Nun, so wird auch noch gesagt, habe es doch mit der Beteiligung der PDS an der Macht etwas Gutes an sich, das sei doch ein Beitrag zur inneren Vereinigung. Außerdem könne die PDS nun zeigen, ob sie in der Lage ist, das einzulösen, was sie so vollmundig unter die Leute gebracht hat. Das letztere ist sicher richtig. Bereits die Koalitionsvereinbarung zeigt, dass nicht alle Bäume in den Himmel wachsen. Aber mit der inneren Vereinigung scheint es mir so eine Sache zu sein. Alles, was nicht geht, da habe ich keinen Zweifel, wird die PDS in Zukunft bei denen abgeben, die ihr angeblich einen Scherbenhaufen hinterlassen haben.
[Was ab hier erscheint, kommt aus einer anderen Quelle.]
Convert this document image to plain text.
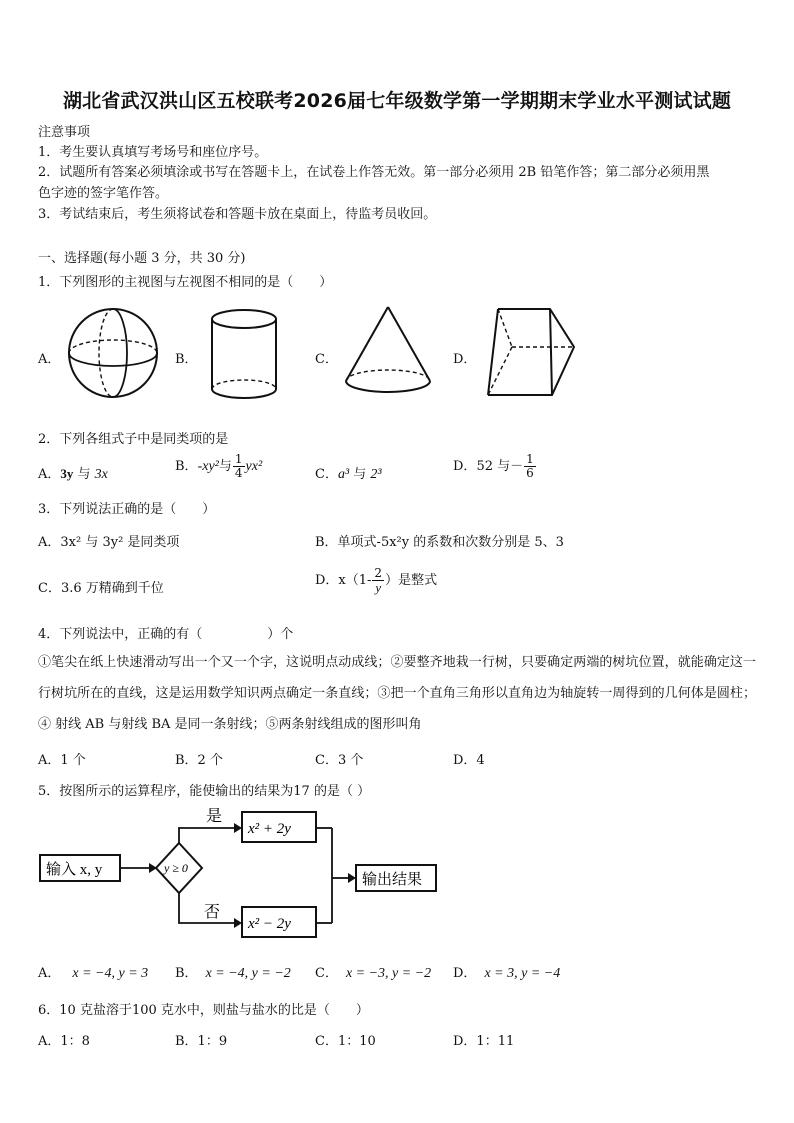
湖北省武汉洪山区五校联考2026届七年级数学第一学期期末学业水平测试试题
注意事项
1．考生要认真填写考场号和座位序号。
2．试题所有答案必须填涂或书写在答题卡上，在试卷上作答无效。第一部分必须用 2B 铅笔作答；第二部分必须用黑
色字迹的签字笔作答。
3．考试结束后，考生须将试卷和答题卡放在桌面上，待监考员收回。
一、选择题(每小题 3 分，共 30 分)
1．下列图形的主视图与左视图不相同的是（　　）
A．	B．	C．	D．
2．下列各组式子中是同类项的是
A．3y 与 3x
B．-xy²与 $\frac{1}{4} yx^2$
C．a³ 与 2³
D．52 与－ $\frac{1}{6}$
3．下列说法正确的是（　　）
A．3x² 与 3y² 是同类项	B．单项式-5x²y 的系数和次数分别是 5、3
C．3.6 万精确到千位
D．$x(1- \frac{2}{y}$ ）是整式
4．下列说法中，正确的有（　　　　　）个
①笔尖在纸上快速滑动写出一个又一个字，这说明点动成线；②要整齐地栽一行树，只要确定两端的树坑位置，就能确定这一行树坑所在的直线，这是运用数学知识两点确定一条直线；③把一个直角三角形以直角边为轴旋转一周得到的几何体是圆柱；④ 射线 AB 与射线 BA 是同一条射线；⑤两条射线组成的图形叫角
A．1 个	B．2 个	C．3 个	D．4
5．按图所示的运算程序，能使输出的结果为17 的是（ ）
输入 x, y	y ≥ 0
是
x² + 2y
否
x² − 2y
输出结果
A． x = −4, y = 3 B． x = −4, y = −2 C． x = −3, y = −2 D． x = 3, y = −4
6．10 克盐溶于100 克水中，则盐与盐水的比是（　　）
A．1：8	B．1：9	C．1：10	D．1：11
Investiert wurde auch vorher nicht genug. Und die Schulden: Das sind natürlich Herr Diepgens Schulden.

[Doering (PDS): Das ist doch auch so!]

Die sind es auch! Aber die PDS wird geflissentlich verschweigen, dass diese Schulden in Gänze deshalb gemacht worden sind, um mit den Hinterlassenschaften des real existierenden Sozialismus wenigstens einigermaßen fertig zu werden.

[Beifall bei der FDP und der CDU]

Wenn es um die innere Vereinigung geht, dann werden auch diejenigen um ihre Befindlichkeit zu fragen sein, die unter dem DDR-Regime gelitten haben, diejenigen, die ihren aufrechten Gang nicht verloren hatten, die Bürgerrechtler, von denen ich einige auf der Zuschauertribüne gesehen habe.

[Beifall bei der FDP und der CDU]

Wie ist denen zumute? Oder jenen, die aufmerksam den Untersuchungsbericht des Bundestages über Herrn Gysis Kontakte zur Staatssicherheit gelesen haben? Das sind sehr viele Menschen im Osten Deutschlands, die das lesen und nachdenken, heute, am 17. Januar 2002.

Nicht nur im Osten gibt es Befindlichkeiten, solche, mit denen wir vielleicht nicht gut genug umgegangen sind. Auch im Westen gibt es Befindlichkeiten. Bei Menschen, die die offene Feindschaft und den Hass des DDR-Regimes über 40 Jahre täglich erfahren haben, im Geschäftsleben, im privaten Bereich, an den Grenzen, bei Besuchen, den Mief, die Spießigkeit, den anmaßenden Ton, das Auftreten der so genannten Staatsorgane der DDR. Sie haben sie nicht vergessen – dieses miese, kleine, aus Angst und Engstirnigkeit geborene Aggressionsverhalten der Würdenträger dieses Systems.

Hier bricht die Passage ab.